7:17Até tu, Joaquim Maria?

de Carlos Castelo

Em 29 de julho, a Folha deu uma matéria sobre um escrito inédito de Machado de Assis – então com 19 anos – encontrado por um pesquisador. Chama-se A Lanterna de Diógenes. A preciosidade foi publicada no Correio da Tarde, em 22 de outubro de 1858. Machado, como costumava fazer, assinou o artigo com um pseudônimo curioso: ?
Depois de lê-la ficou em minha mente um outro ponto de interrogação. Surgiu logo que passei os olhos pela primeira sentença da rara crônica:
“O folhetinista é o colibri da literatura. Como ele dourado, como ele inquieto e travesso. Rola e mete-se por toda a parte; mas o seu lugar favorito é o baile. Aí vê-lo-eis espanejar-se e saltar como uma andorinha em tempo de verão. Coisa singular! Onde tudo é falso, e mentiroso, é que o folhetinista encontra a sua atmosfera!”
Minha memória, apesar de tantas tormentas, ainda continua sofrível.

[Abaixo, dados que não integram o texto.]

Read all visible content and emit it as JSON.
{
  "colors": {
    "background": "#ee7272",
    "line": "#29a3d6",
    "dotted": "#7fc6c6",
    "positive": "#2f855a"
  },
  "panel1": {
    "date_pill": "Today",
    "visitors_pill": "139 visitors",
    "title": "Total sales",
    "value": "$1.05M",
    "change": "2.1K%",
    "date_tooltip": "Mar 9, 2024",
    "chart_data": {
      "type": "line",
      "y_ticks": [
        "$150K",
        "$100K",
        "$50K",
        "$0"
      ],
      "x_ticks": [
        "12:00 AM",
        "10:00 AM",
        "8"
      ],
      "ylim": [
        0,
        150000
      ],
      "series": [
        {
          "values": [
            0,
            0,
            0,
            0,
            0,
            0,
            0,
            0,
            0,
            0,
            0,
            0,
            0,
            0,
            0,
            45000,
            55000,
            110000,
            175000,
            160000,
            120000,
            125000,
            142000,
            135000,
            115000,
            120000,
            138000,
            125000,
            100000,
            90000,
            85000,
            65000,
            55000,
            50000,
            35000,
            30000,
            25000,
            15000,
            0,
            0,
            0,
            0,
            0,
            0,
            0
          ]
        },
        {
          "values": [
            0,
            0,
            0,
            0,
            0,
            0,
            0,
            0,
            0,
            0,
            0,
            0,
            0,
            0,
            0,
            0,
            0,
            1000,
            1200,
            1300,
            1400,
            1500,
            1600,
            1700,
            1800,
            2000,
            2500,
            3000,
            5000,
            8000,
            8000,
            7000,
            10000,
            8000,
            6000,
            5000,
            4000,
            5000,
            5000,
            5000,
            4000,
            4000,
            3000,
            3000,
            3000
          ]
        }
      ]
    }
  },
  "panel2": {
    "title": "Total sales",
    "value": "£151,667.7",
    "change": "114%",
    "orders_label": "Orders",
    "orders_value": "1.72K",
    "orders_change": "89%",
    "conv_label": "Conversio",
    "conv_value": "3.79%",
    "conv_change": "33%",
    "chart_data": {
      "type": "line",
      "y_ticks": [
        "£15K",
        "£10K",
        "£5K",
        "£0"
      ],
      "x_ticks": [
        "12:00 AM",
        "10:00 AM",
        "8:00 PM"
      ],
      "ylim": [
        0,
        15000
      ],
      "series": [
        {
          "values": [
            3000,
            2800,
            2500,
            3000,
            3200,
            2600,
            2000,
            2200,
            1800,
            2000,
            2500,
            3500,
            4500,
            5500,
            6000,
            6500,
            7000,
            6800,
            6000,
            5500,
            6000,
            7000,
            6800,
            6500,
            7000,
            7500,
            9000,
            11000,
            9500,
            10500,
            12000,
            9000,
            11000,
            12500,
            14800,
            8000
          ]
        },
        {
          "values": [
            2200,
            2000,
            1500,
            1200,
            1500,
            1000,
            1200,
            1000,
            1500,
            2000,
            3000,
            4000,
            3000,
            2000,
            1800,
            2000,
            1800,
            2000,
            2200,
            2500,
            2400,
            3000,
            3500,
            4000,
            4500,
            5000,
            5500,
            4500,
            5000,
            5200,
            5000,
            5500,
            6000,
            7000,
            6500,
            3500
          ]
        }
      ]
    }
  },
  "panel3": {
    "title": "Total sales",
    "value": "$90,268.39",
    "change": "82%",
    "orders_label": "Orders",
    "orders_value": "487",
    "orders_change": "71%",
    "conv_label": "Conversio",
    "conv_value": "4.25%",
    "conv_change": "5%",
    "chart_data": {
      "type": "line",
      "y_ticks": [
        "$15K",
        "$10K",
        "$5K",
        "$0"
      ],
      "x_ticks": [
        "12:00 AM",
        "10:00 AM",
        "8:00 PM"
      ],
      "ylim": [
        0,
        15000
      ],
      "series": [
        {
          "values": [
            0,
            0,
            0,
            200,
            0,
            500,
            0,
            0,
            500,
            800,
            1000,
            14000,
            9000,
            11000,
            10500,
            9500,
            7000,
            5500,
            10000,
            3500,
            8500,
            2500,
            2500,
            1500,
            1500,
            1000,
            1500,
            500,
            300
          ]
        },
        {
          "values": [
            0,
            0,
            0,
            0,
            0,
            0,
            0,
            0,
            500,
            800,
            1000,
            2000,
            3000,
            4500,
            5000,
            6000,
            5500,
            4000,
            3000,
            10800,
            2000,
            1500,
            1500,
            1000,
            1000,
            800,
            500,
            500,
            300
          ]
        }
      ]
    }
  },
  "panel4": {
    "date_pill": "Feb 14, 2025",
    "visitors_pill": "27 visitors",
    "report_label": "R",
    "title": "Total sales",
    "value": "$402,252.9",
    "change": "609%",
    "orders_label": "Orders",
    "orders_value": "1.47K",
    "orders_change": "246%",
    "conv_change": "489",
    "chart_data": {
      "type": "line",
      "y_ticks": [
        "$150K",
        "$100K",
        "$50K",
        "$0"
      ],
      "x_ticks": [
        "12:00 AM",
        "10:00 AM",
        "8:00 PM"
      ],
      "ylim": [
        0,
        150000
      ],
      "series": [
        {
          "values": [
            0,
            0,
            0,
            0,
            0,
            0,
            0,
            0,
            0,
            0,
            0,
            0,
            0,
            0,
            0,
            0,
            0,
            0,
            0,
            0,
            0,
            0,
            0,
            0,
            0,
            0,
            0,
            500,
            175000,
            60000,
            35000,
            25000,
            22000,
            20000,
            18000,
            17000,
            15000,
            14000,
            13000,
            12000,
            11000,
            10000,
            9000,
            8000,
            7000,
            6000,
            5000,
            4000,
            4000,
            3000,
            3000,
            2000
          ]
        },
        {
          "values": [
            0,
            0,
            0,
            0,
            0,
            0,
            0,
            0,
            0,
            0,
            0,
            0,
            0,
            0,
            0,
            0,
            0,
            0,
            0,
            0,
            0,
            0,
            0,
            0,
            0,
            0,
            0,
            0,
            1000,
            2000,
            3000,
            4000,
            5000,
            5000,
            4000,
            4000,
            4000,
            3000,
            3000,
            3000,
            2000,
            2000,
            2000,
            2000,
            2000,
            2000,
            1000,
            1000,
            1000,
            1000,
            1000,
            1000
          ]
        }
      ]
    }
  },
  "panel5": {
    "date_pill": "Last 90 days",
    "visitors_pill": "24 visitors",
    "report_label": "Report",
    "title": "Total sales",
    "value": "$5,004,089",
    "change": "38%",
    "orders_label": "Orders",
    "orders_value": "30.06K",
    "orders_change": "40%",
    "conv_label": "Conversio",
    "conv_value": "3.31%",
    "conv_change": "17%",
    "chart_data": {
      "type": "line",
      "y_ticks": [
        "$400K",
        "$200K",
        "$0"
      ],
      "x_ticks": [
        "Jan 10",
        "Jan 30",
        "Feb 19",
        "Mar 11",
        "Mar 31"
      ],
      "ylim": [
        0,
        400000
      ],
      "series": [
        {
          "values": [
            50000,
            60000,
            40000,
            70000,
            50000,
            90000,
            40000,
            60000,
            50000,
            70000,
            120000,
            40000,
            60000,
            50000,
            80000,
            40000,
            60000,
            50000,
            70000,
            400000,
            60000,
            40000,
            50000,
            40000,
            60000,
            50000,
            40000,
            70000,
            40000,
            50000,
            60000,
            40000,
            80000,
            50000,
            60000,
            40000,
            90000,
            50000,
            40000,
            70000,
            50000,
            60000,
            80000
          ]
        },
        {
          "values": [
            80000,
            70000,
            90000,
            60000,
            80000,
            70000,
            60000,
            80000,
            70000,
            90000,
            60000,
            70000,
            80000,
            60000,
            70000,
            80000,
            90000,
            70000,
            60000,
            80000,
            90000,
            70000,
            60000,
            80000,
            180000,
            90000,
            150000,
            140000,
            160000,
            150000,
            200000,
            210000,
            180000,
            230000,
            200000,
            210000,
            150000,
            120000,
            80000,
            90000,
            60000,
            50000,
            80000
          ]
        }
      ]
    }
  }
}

Eu sabia que já tinha visto esse colibri esvoaçando por outros quintais. Fui logo ao meu box de crônicas do Bruxo atrás das anotações marcadas à lapiseira. Não demorou para que encontrasse o passarinho, agora frequentando uma composição mais recente do mestre.
A ave estava no O Espelho, de 30 de outubro de 1859, portanto um ano após a publicação de A lanterna de Diógenes. Dessa vez, o autor de Dom Casmurro assinou-se M.-as. e usou o mesmo verbo espanejar do artigo inicial.
“O folhetinista, na sociedade ocupa o lugar do colibri na esfera vegetal; salta, esvoaça, brinca, tremula, paira e espaneja-se sobre todos os caules suculentos, sobre todas as seivas vigorosas. Todo o mundo lhe pertence; até mesmo a política.”
Eis aí o nosso Autor manifestando, uma segunda vez, sua queda pelos delicados apodiformes.
A crônica poderia terminar bem aqui se, por acaso, eu não tivesse fechado o Machado de Assis para abrir o José de Alencar. Não é que, em sua seleta de textos, Ao Correr da Pena, existe um de 24 de setembro de 1854, em que ele menciona o danado do beija-flor? Veja com seus próprios olhos, amigo seguidor:
“Obrigar um homem a percorrer todos os acontecimentos, a passar do gracejo ao assunto sério, do riso e do prazer as páginas douradas do seu álbum, com toda a finura e graça e a mesma nonchalance com que uma senhora volta as páginas douradas do seu álbum, com toda a finura e delicadeza com que uma mocinha loureira dá sota e basto a três dúzias de adoradores! Fazerem do escritor uma espécie de colibri a esvoaçar em ziguezague, e a sugar, como o mel das flores, a graça, o sal e o espírito que deve necessariamente descobrir no fato o mais comezinho!”
Mais uma vez Joaquim Maria se colocava adiante do seu tempo imperial. Usando metáfora idêntica a de Alencar num material seu, quatro anos depois, se antecipou à famosa máxima de Jean-Luc Godard que atestava, abre aspas: “não importa de onde você tira as coisas, importa é para onde você as leva”.
O Bruxo tirou o chupa-mel do jardim de Alencar e o levou para voar em seu pomar. É como diz aquele meu amigo doutorando em Letras: “ressignificou”.